For much of this decade US pundits and politicians have incorrectly considered the UN as peripheral to serious counter-terrorism. Few Americans recall that in 1999 the Security Council led the condemnation of Taliban tactics against women and al-Qaida terrorism, froze their international funds, arms and restricted travel via SCR 1267. After 9-11, under what became known as 'the 1267 regime' the UN went fully global with this listing of al-Qaida suspects and the lock-down on financial assets.

But legal and ethical dilemmas multiplied as more than five hundred individuals and entities were placed on the 1267 list. In prioritizing counter-terrorism, glaring shortcomings emerged as the regime's listing and delisting process failed to meet basic, internationally accepted human rights standards. In particular, there was no notification of cause for those listed, nor access by them to the evidence used to place them on the list, as well as no provision for a right of appeal to contest one's listing. The lack of transparency of the 1267 Committee procedures compounded the problems.

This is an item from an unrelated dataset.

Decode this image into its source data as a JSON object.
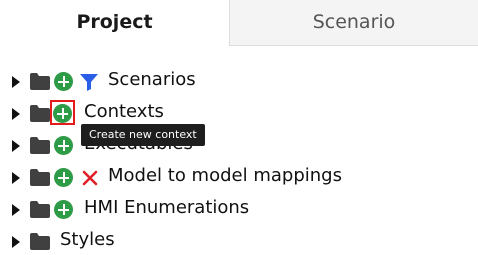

The flaws in this UN approach sparked a group of like-minded states led by Lichtenstein, Switzerland and Sweden to push the Security Council to consider sweeping reform. The debates were contentious as some states labeled US unwillingness to recast the 1267 regime as indicating that Washington had sacrificed human rights for counter-terrorism without any evidence that due process reforms would jeopardize security. Although some revamping occurred in SCR 1822 passed in June, 2008, the like-minded states saw it as a half-way measure, while the US considered it as far as they would ever go on this issue.

The controversy deepened as rulings in recent European court cases led to the annulment of 1267 listings. A report issued by an Eminent Panel of the International Commission of Jurists provided in-depth critique of the workings of the regime. The detrimental effects on how Council members think about targeted sanctions were substantial. Since the mid-1990s virtually all UN imposed sanctions have involved listing individuals and locking down their assets. Many rightfully see this as a powerful tool for international law enforcement against mass murderers, arms proliferators and others beyond terrorists who threaten peace and security. But tainted 1267 procedures jeopardized all of this.

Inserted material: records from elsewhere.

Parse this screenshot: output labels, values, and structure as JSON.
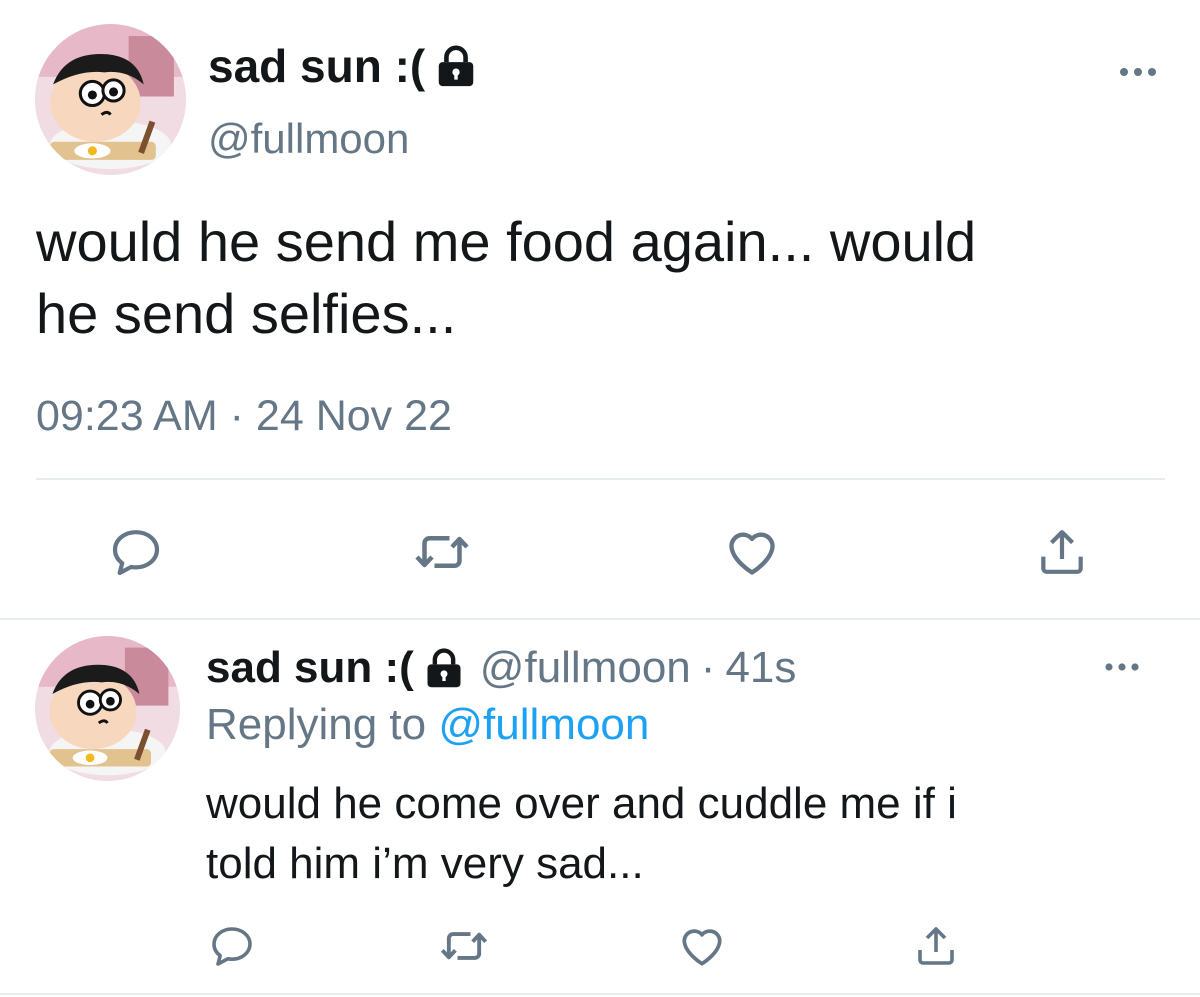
{
  "colors": {
    "text_primary": "#14171a",
    "text_secondary": "#657786",
    "link": "#1da1f2",
    "divider": "#e6ecf0",
    "icon": "#657786"
  },
  "main_tweet": {
    "display_name": "sad sun :(",
    "handle": "@fullmoon",
    "text": "would he send me food again... would\nhe send selfies...",
    "time": "09:23 AM",
    "separator": "·",
    "date": "24 Nov 22",
    "icons": {
      "avatar": "cartoon-boy-avatar",
      "protected": "lock-icon",
      "more": "more-dots-icon",
      "reply": "reply-bubble-icon",
      "retweet": "retweet-icon",
      "like": "heart-icon",
      "share": "share-icon"
    }
  },
  "reply_tweet": {
    "display_name": "sad sun :(",
    "handle": "@fullmoon",
    "separator": "·",
    "time_ago": "41s",
    "replying_prefix": "Replying to",
    "replying_mention": "@fullmoon",
    "text": "would he come over and cuddle me if i\ntold him i’m very sad..."
  }
}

As a dual triumph of human rights and counter-terrorism SCR 1904 restores the legal and moral grounding on which targeted sanctions must rest. The new resolution demands that before an individual or entity is listed both the designating state and the 1267 Committee must meet much higher evidentiary standards and prepare full case summaries defending the listing. Moreover, the resolution creates an Ombudsperson to whom delisting requests are made and who would lead a new process to help the Committee assemble information relevant to the request from multiple sources and ask questions of the petitioner. The Committee and its hard-working Monitoring Team commit themselves to a thorough review of all names on the 1267 list by June, 2010, including a pledge to delist those who are deceased or improperly listed. This reform restores fairness and transparency.

Equally far-reaching has been the leadership shown on this issue by the US in recent months. In shifting from stonewalling to shared problem-solving, the US has indicated a willingness to listen and then lead in a manner the Council welcomes and the UN badly needs. Much like the new procedures set forth in SCR 1904, the new US posture will serve to strengthen both human rights and effective counter-terrorism in a world that deserves both.